No mesmo dia da prisão de Fuminho, Senna criou um grupo de troca de mensagens no qual incluiu o cônsul africano. Nas mensagens foram deliberadas duas possibilidades de tirar o sócio de Marcola da cadeia, denominadas “linha lícita” e “linha ilícita”.

Na primeira opção, iriam contratar advogados e tentar libertar Fuminho, por vias legais ou, na “pior das hipóteses”, evitar que ele fosse extraditado para o Brasil — o que acabou acontecendo seis dias após sua prisão.

A outra linha seria tentar corromper policiais e gente do alto escalação do governo moçambicano por meio do pagamento de “propinas vultosas”.

Caso o plano por vias ilegais desse certo, a objetivo da facão era embarcar Fuminho em um avião para levá-lo até um local “seguro”, dentre os quais era cogitada a região dos Bálcãs.

Como mostra a investigação, Deusdete cobrava valores altos para usar sua influência e interceder junto a autoridades que pudessem eventualmente ajudar na fuga do sócio de Marcola.

Em um processo do Tribunal de Justiça de São Paulo (TJSP), Deusdete descreveu Tuta como “um homem de grande idoneidade” e que “desempenhava sua função corretamente” no consulado.

O depoimento da autoridade consular consta em uma sentença proferida em fevereiro do ano passado, na qual Tuta — à revelia — e outros três integrantes do PCC foram condenados por associação criminosa e lavagem de R$ 1 bilhão provenientes do tráfico internacional de drogas.

“Preenchia requisitos”

Tuta trabalhou como adido diplomático entre 2018 e 2019, com carteira assinada.
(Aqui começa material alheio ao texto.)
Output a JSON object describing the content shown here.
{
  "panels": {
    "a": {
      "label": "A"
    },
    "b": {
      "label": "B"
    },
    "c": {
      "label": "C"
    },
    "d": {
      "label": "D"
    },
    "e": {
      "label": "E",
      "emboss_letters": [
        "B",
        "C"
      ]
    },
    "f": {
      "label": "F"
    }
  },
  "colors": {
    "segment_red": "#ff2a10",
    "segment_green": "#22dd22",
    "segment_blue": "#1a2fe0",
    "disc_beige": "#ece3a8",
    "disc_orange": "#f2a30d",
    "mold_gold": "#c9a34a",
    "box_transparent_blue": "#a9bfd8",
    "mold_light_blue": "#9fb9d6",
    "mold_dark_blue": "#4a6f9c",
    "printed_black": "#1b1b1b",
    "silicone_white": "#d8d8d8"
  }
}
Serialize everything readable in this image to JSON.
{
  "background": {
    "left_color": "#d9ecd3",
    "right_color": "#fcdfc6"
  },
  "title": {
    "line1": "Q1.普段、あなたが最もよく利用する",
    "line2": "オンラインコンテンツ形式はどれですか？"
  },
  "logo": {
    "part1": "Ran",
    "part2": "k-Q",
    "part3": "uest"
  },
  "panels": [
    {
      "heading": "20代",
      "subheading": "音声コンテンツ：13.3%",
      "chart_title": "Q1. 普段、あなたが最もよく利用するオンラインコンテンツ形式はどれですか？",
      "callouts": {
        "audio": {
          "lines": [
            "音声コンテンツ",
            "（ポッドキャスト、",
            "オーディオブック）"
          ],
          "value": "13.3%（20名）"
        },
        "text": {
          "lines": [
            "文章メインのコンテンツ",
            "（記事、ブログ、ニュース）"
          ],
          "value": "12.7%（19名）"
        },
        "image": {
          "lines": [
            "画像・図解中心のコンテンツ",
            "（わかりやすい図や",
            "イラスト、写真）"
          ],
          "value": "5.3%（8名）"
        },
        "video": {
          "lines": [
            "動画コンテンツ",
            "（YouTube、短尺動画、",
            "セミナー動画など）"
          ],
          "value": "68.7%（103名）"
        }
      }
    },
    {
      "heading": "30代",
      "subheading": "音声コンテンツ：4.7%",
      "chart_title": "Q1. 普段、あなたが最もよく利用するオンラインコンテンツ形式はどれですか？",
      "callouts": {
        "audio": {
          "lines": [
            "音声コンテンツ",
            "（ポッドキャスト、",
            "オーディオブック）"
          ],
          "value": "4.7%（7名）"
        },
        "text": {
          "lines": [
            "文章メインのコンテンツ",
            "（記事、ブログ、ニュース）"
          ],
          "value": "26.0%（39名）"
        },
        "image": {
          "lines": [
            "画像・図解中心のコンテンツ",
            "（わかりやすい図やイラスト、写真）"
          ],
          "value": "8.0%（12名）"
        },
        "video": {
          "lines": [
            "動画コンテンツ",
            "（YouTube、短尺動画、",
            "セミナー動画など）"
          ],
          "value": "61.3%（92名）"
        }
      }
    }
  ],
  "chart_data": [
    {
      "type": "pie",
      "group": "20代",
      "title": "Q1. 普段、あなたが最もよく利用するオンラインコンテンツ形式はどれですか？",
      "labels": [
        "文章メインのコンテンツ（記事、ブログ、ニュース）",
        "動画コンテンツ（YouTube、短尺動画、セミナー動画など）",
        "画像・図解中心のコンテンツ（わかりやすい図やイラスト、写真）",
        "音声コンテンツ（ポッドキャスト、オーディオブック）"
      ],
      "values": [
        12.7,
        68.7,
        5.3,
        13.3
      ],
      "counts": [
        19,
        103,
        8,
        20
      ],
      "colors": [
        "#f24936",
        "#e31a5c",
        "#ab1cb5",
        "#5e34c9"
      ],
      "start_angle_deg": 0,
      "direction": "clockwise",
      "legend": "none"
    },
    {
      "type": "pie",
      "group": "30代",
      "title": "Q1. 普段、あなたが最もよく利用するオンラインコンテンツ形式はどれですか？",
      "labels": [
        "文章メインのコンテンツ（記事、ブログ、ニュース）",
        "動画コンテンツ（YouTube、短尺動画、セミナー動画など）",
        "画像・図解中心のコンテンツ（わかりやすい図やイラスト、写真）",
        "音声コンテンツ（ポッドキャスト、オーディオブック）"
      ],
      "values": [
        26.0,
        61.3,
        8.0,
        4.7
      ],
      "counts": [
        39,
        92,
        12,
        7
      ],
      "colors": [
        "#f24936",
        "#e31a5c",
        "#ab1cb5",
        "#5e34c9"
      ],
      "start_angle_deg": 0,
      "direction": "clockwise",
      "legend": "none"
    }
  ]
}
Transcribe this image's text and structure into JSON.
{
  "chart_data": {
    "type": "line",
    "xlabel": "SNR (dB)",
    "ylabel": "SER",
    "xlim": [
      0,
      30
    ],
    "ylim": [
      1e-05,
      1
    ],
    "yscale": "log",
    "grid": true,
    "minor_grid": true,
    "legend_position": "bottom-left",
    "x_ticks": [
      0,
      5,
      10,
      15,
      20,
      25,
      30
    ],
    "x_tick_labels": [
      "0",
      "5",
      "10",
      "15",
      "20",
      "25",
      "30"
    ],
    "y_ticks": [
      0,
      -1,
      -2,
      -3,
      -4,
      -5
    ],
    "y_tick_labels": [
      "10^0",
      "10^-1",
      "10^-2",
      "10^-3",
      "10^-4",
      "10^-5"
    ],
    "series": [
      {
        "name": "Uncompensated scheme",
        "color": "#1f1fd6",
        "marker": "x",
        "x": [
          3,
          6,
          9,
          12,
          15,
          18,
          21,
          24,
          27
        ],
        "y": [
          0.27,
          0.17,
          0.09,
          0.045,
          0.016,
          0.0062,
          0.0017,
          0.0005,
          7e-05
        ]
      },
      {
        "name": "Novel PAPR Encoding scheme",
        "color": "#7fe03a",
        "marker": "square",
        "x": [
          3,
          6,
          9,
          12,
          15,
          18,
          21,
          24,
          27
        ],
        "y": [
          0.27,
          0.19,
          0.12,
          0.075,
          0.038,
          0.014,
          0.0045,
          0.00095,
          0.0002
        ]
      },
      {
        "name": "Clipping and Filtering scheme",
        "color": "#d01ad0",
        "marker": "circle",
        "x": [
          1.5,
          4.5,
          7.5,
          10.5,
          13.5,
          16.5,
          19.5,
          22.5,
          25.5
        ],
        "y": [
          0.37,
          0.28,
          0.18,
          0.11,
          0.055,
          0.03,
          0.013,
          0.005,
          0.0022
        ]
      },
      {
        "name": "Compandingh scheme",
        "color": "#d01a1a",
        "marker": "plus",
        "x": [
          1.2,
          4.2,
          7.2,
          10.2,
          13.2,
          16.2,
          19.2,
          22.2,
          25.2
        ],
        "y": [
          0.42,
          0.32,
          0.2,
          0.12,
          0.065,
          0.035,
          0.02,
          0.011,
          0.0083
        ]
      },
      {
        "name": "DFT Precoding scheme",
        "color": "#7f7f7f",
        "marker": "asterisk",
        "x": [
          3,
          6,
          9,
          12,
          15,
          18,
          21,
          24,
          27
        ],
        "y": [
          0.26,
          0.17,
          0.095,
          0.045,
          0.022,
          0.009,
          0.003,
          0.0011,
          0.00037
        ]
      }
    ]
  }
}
Deusdete afirmou em seu depoimento que o membro do PCC “preenchia todos os requisitos necessários” para o cargo.

Ainda de acordo com o depoimento, Tuta apresentou sua folha de antecedentes à Justiça Federal e Justiça mineira antes de ser contratado pelo consulado. Deusdete destacou, ainda, que Tuta se apresentava como uma pessoa simples, sem ostentar nenhum tipo de riqueza.

Quando o então cônsul foi intimado a falar como testemunha de defesa de Tuta ao TJSP no processo de lavagem de R$ 1 bilhão, Deusdete o desligou do quadro de funcionários do consulado.

A defesa de Deusdete não foi localizada. O Consulado de Moçambique foi questionado, mas não se manifestou até a publicação desta reportagem. O espaço segue aberto.